KUCHING: The Sarawak government must reject all unconstitutional federal laws, including Petroleum Development Acts (PDA) 1974 and Territorial Sea Act (TSA) 2012, Reform Party Sarawak (Star) president Lina Soo said.

“This is like locking all your doors and windows before the robbers come to rob your house,” she added.

“Sarawak must act fast. If not, the long silence can be argued later in court that we agree and acquiesce. All other matters can come later. But the law is on our side: state law, federal law, customary, constitutional law, and international law,” she said.

However, Soo noted that the Sarawak government could not go to court because it would be akin to recognising and validating an unconstitutional law for Sarawak.

“The Federal Court last year ruled that PDA 1974 does not repeal or supersede OMO 1958. Otherwise, it would mean that an oil company (Petronas) is bigger than the country of Sarawak.

“PDA 1974 is a federal law which is constitutional for the Malayan states of 1957 only. It cannot apply to Sarawak because we have special protection under the law in both the state and federal constitutions. PDA has never been approved in DUN, so it cannot be enforced in Sarawak,” she added.

The rights to Sarawak’s territory are also enshrined in Article 2 of the Federal Constitution, and TSA 2012 is unconstitutional as it affects the territorial boundaries of Sarawak and Sabah.

The cover of ‘Sarawak and Malaysia Documents’ book.

Under Article 1(3) of the Federal Constitution, that is, the territory immediately before Malaysia Day (Sept 16, 1963), the federation cannot enact any law to alter or affect the state’s territorial boundary unless Sarawak first passes a law in its State Legislative Assembly to change it.

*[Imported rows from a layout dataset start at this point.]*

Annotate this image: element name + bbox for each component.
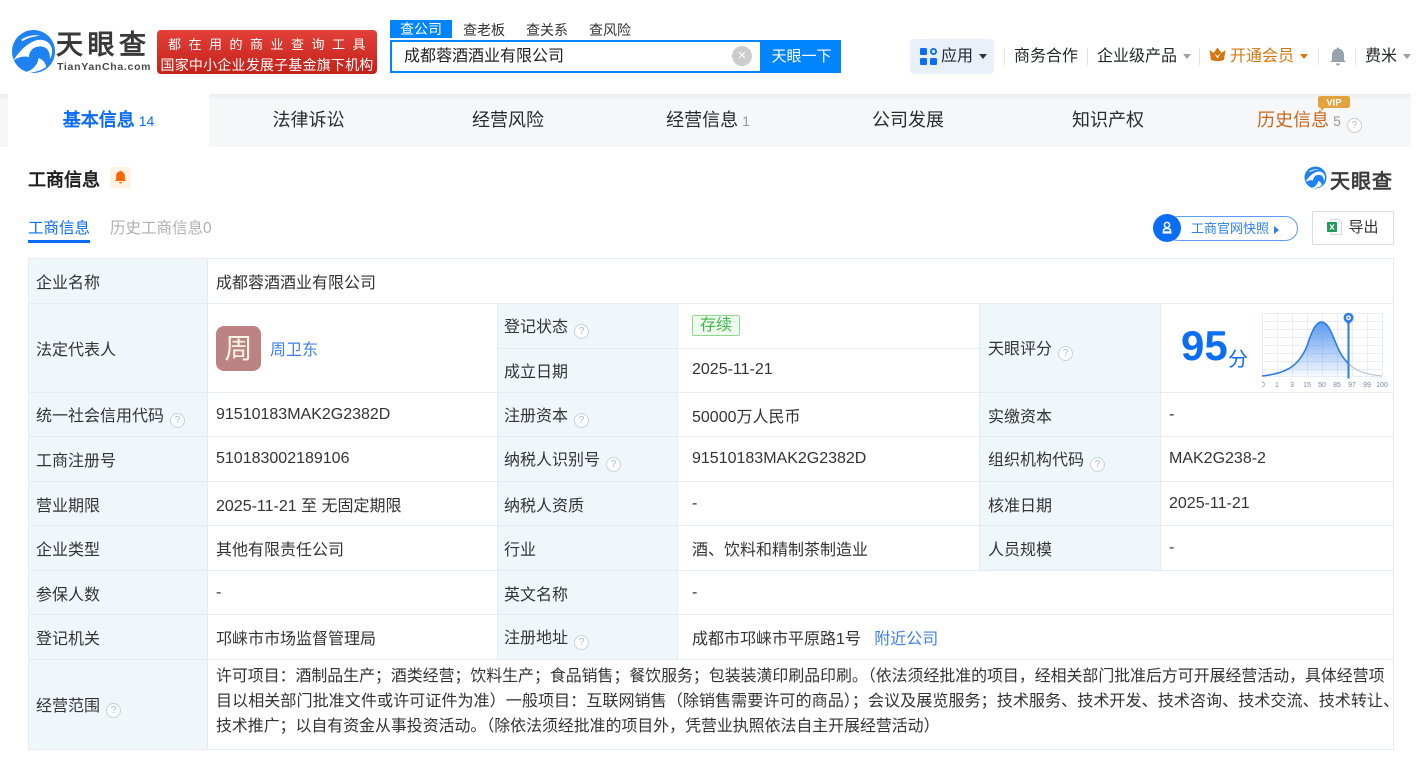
svg-text:VIP: VIP [1326, 98, 1342, 109]
svg-text:85: 85 [1333, 382, 1341, 389]
svg-text:100: 100 [1376, 382, 1388, 389]
svg-text:99: 99 [1363, 382, 1371, 389]
svg-text:3: 3 [1290, 382, 1294, 389]
svg-text:97: 97 [1348, 382, 1356, 389]
svg-text:0: 0 [1262, 382, 1265, 389]
svg-text:1: 1 [1275, 382, 1279, 389]
svg-text:50: 50 [1318, 382, 1326, 389]
svg-text:15: 15 [1303, 382, 1311, 389]
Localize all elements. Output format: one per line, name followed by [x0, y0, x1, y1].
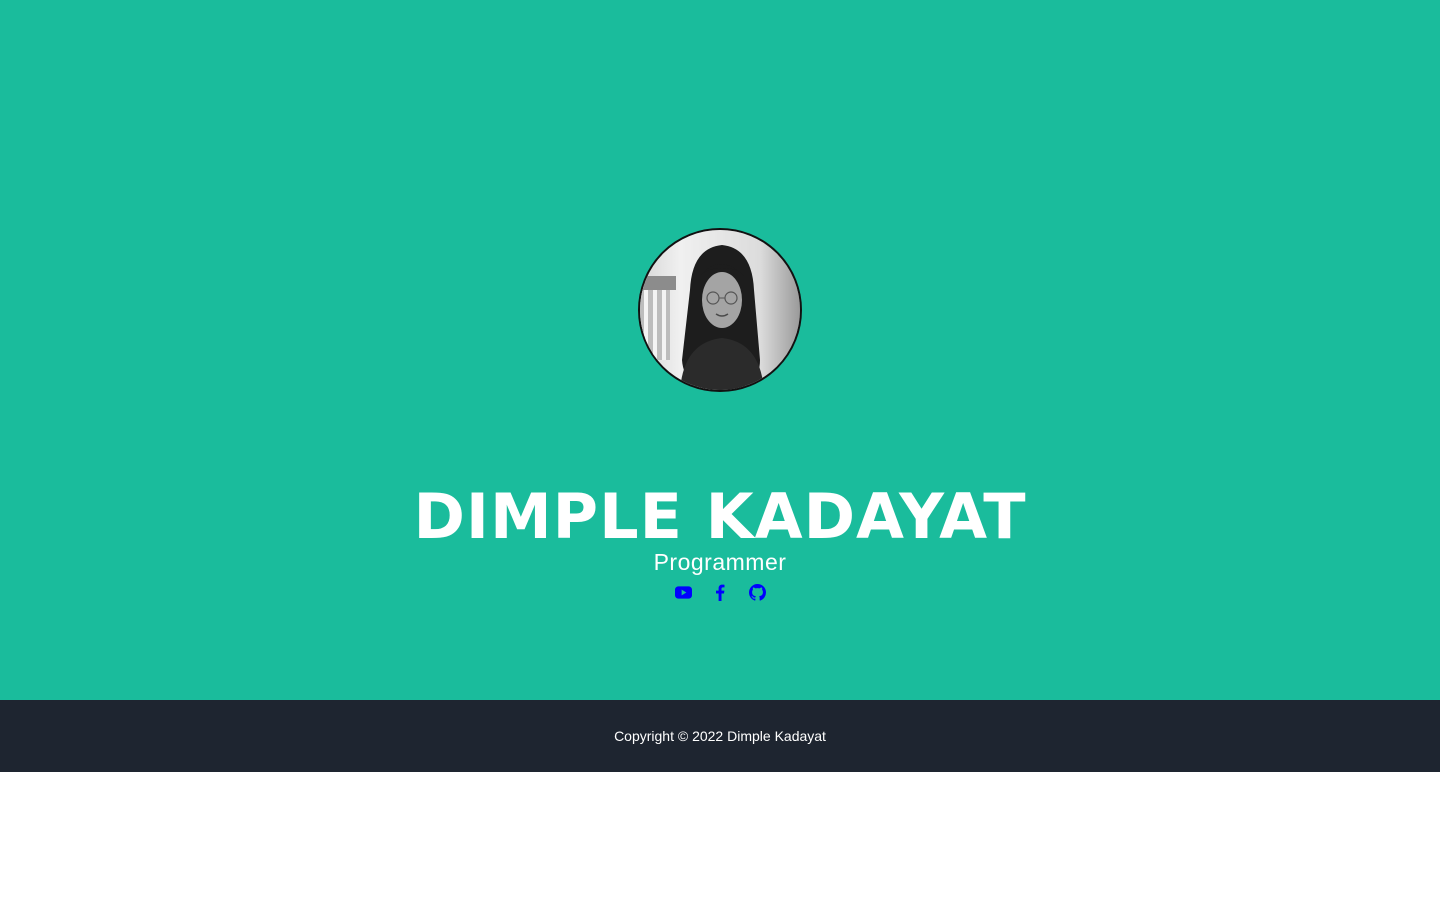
- github-icon: [748, 583, 766, 601]
- copyright-text: Copyright © 2022 Dimple Kadayat: [614, 728, 826, 744]
- facebook-link[interactable]: [712, 581, 729, 603]
- github-link[interactable]: [748, 581, 766, 603]
- profile-name: DIMPLE KADAYAT: [413, 480, 1027, 553]
- avatar: [638, 228, 802, 392]
- profile-role: Programmer: [653, 549, 787, 575]
- youtube-link[interactable]: [674, 581, 692, 603]
- facebook-icon: [716, 584, 725, 601]
- hero-section: DIMPLE KADAYAT Programmer: [0, 0, 1440, 700]
- footer: Copyright © 2022 Dimple Kadayat: [0, 700, 1440, 772]
- profile-photo: [640, 230, 800, 390]
- youtube-icon: [674, 585, 692, 599]
- social-links: [0, 581, 1440, 603]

Soo, who recently went to London to do her research on Sarawak rights, praised the wisdom of Chief Minister Datuk Patinggi Abang Johari Tun Openg to amend the OMO 1958, which requires the national oil company to apply for licence to operate in Sarawak.

“When Petronas applies for OMO permits, it is to acknowledge Sarawak’s rights and our sovereignty over our oil. Now, you see why I am so concerned over OMO and MA63. Sarawakians can read about them in my book — Sarawak and Malaysia Documents.”

On Thursday, the Chief Minister reaffirmed Sarawak had no plan to withdraw the five per cent sales tax imposed on petroleum products despite dissent from Putrajaya.

Abang Johari said Finance Minister Lim Guan Eng had expressed his view that the sales tax “is not fair” at the first federal government Special Cabinet Committee on Malaysia Agreement 1963 (MA63) in Kuala Lumpur on Dec 17 last year.

“Lim was saying that it (5 pct tax) might increase costs, and investors might not want to invest in oil and gas in Malaysia because of the sales tax. My reply was it’s our right to impose sales tax under the (Federal) Constitution. If it is not competitive, then the federal government can recalibrate the tax structure because they also impose petroleum income tax of 38 per cent. They can reduce that (38 per cent) in order to be competitive. Why should we sacrifice ourselves for something that is within the right of Sarawak,” Abang Johari stressed.